«Juntos somos fuertes»? ¡Pues no!
En realidad, cuantas más personas hay en un grupo, menor es la contribución de cada participante individual. Esto no es una opinión, sino un hecho científico llamado «Efecto Ringelmann».
Ya en la década de 1920, el profesor francés Maximilien Ringelmann midió la eficiencia de las personas en equipo.
¿En qué consiste?
Ringelmann pidió a las personas que realizaran una tarea física simple: tirar de una cuerda.
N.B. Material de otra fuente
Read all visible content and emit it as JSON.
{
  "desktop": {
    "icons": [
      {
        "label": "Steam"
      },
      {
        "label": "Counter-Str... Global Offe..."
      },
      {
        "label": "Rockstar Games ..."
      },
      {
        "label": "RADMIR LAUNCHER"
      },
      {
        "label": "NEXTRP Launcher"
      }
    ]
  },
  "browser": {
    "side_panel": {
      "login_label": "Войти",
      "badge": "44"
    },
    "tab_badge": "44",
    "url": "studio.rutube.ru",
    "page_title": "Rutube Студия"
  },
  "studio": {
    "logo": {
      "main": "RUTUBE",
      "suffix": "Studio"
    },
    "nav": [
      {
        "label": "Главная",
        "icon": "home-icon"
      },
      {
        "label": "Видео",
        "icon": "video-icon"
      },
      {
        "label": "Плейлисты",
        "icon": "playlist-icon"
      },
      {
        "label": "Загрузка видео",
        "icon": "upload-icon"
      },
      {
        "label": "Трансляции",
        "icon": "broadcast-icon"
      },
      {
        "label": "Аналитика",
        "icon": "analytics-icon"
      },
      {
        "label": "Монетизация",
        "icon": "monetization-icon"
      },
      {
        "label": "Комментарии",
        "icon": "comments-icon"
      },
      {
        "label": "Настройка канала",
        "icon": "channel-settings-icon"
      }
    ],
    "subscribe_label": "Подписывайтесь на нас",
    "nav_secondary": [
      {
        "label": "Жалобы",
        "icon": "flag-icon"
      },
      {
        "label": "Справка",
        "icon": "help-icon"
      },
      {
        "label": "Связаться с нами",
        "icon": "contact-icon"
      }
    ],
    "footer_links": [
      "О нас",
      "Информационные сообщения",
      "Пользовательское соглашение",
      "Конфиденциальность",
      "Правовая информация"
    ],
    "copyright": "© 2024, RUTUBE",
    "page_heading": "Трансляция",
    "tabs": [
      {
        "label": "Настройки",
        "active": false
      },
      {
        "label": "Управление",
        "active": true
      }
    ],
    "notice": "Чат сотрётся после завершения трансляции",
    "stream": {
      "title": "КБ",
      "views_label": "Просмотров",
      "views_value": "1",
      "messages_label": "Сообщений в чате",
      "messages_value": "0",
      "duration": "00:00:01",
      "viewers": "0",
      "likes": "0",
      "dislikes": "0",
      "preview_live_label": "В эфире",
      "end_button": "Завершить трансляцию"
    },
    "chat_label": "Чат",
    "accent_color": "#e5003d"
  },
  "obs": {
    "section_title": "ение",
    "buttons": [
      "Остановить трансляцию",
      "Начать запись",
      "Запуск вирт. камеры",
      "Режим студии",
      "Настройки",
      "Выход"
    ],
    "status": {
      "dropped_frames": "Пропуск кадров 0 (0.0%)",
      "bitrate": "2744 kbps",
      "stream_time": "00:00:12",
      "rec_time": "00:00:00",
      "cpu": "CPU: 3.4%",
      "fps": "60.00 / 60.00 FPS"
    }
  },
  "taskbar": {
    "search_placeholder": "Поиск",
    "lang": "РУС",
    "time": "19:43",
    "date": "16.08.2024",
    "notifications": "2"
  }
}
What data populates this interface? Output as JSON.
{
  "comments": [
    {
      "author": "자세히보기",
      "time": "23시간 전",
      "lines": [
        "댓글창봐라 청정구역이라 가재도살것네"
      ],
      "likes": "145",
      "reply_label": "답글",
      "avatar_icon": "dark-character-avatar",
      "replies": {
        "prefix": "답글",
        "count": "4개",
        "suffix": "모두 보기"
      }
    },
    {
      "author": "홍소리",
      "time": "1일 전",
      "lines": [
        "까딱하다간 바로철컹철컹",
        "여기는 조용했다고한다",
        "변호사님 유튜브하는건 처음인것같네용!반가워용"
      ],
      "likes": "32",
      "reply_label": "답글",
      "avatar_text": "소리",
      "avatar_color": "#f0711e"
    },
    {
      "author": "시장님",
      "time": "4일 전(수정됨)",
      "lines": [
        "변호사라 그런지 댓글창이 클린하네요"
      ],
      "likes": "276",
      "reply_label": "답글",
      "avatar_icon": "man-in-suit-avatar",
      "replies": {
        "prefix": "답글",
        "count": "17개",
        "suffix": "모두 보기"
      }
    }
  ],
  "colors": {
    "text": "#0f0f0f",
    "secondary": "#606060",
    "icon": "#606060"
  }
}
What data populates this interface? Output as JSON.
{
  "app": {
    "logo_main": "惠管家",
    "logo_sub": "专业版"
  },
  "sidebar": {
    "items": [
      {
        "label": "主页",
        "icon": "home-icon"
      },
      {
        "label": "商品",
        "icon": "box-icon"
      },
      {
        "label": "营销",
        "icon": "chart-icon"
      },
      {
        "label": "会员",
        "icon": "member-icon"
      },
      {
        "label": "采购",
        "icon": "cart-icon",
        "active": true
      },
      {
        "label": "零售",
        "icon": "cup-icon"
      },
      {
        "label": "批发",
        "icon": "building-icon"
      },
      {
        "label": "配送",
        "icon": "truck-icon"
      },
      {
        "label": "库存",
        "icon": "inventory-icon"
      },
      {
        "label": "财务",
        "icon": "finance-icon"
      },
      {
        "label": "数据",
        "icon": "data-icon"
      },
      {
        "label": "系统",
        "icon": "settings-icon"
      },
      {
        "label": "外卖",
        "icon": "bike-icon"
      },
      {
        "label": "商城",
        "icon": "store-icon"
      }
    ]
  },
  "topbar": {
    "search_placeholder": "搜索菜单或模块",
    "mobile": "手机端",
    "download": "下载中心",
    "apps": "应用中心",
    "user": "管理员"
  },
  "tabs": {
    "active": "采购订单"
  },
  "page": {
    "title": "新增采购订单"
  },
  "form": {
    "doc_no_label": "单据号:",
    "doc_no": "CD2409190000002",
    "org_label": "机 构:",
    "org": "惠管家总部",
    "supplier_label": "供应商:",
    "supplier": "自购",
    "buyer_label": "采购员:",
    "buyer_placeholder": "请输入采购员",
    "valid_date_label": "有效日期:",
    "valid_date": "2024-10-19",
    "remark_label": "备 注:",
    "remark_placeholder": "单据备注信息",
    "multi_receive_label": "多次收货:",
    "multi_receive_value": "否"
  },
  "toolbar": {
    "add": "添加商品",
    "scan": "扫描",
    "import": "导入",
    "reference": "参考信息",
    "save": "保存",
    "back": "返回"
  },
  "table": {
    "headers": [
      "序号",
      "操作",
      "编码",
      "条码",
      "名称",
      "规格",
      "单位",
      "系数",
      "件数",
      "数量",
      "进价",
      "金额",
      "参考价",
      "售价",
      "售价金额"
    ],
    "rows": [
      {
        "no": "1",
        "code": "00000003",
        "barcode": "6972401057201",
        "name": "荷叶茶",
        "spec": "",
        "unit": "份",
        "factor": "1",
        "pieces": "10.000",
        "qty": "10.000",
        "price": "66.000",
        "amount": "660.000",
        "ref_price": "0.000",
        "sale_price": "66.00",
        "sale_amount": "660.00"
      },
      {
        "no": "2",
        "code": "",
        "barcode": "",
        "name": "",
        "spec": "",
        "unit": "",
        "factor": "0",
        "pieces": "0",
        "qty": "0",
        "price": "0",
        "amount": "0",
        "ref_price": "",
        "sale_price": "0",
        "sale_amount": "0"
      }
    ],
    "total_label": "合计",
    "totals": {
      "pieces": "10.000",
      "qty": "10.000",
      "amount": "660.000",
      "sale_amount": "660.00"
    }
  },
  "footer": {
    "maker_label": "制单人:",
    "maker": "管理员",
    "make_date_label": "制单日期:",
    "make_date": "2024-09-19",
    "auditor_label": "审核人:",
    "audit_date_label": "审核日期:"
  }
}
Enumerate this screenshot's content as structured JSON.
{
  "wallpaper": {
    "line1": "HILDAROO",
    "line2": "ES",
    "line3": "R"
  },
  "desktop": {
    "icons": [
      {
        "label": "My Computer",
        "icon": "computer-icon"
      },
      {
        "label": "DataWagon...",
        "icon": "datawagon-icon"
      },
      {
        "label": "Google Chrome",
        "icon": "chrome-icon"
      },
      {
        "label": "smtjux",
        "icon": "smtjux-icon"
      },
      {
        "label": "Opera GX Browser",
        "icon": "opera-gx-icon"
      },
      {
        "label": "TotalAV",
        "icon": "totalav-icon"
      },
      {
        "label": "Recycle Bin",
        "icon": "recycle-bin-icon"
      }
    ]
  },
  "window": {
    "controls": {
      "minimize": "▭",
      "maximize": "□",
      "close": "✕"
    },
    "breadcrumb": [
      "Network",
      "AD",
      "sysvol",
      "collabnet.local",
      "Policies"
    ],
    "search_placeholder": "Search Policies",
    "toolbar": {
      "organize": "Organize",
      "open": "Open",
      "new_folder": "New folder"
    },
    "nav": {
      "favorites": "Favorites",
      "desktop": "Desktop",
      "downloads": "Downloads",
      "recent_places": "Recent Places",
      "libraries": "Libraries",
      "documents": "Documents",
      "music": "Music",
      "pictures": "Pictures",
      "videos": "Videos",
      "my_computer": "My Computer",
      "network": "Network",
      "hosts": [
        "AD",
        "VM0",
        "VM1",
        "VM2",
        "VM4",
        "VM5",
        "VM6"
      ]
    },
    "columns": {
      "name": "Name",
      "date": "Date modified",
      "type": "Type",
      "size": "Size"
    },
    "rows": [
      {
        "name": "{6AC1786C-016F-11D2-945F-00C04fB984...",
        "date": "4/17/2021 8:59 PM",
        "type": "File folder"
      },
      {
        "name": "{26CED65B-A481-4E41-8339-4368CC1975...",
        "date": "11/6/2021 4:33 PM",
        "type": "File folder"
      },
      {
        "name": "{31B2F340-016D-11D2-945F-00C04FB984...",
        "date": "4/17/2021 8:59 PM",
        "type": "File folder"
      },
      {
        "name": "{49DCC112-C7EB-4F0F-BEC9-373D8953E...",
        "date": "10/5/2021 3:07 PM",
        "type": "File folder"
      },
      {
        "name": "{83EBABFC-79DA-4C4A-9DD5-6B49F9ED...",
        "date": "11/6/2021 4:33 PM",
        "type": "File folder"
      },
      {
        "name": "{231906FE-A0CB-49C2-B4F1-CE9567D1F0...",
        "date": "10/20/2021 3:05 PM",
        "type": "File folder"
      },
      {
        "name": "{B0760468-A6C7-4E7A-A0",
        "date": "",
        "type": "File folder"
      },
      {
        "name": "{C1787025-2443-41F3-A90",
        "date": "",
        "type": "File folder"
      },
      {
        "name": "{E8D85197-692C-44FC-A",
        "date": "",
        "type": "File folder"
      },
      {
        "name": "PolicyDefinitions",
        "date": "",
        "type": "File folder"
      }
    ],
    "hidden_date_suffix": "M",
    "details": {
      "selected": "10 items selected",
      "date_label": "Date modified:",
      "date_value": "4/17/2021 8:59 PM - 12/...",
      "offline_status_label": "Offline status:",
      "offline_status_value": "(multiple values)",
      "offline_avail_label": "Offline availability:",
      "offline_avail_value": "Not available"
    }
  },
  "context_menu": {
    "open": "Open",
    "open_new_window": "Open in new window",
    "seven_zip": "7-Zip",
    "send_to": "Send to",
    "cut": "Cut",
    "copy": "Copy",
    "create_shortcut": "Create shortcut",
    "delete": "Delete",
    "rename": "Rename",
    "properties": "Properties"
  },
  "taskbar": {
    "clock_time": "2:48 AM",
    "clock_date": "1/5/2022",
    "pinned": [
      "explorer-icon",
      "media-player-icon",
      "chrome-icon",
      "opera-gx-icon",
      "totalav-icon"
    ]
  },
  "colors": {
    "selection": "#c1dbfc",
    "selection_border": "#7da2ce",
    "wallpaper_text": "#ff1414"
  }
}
Primero individualmente, y luego en grupos de diferentes tamaños. A cada aparato le colocó un dinamómetro para medir con precisión la fuerza aplicada.
Resultados
Cuando una persona tiraba de la cuerda, se esforzaba al 100%. Lógicamente, se esperaría que dos personas mostraran el 200% y ocho el 800%.
Pero la realidad fue diferente:
1 persona = 100% del esfuerzo
2 personas = 93% de la suma esperada
3 personas = 85%
8 personas = ¡solo el 49%!
¿Cómo funcionaba esto?
Ringelmann identificó dos factores clave:
— Pereza social: En la multitud nace la confianza de que se puede «holgazanear»: tu contribución no será notada de todos modos. Funciona el principio de «liebre en la multitud».
— Pérdida de coordinación: En un grupo grande, las personas comienzan a tirar en momentos ligeramente diferentes y en direcciones distintas. Surge el caos y la eficiencia del equipo disminuye.
Conclusión
El aumento de productividad al incrementar el grupo es inversamente proporcional a su tamaño.
En pocas palabras, es más rápido hacer el trabajo con 2-3 personas polivalentes que reunir un equipo completo. La fuerza total de un equipo grande resultará ser una ilusión.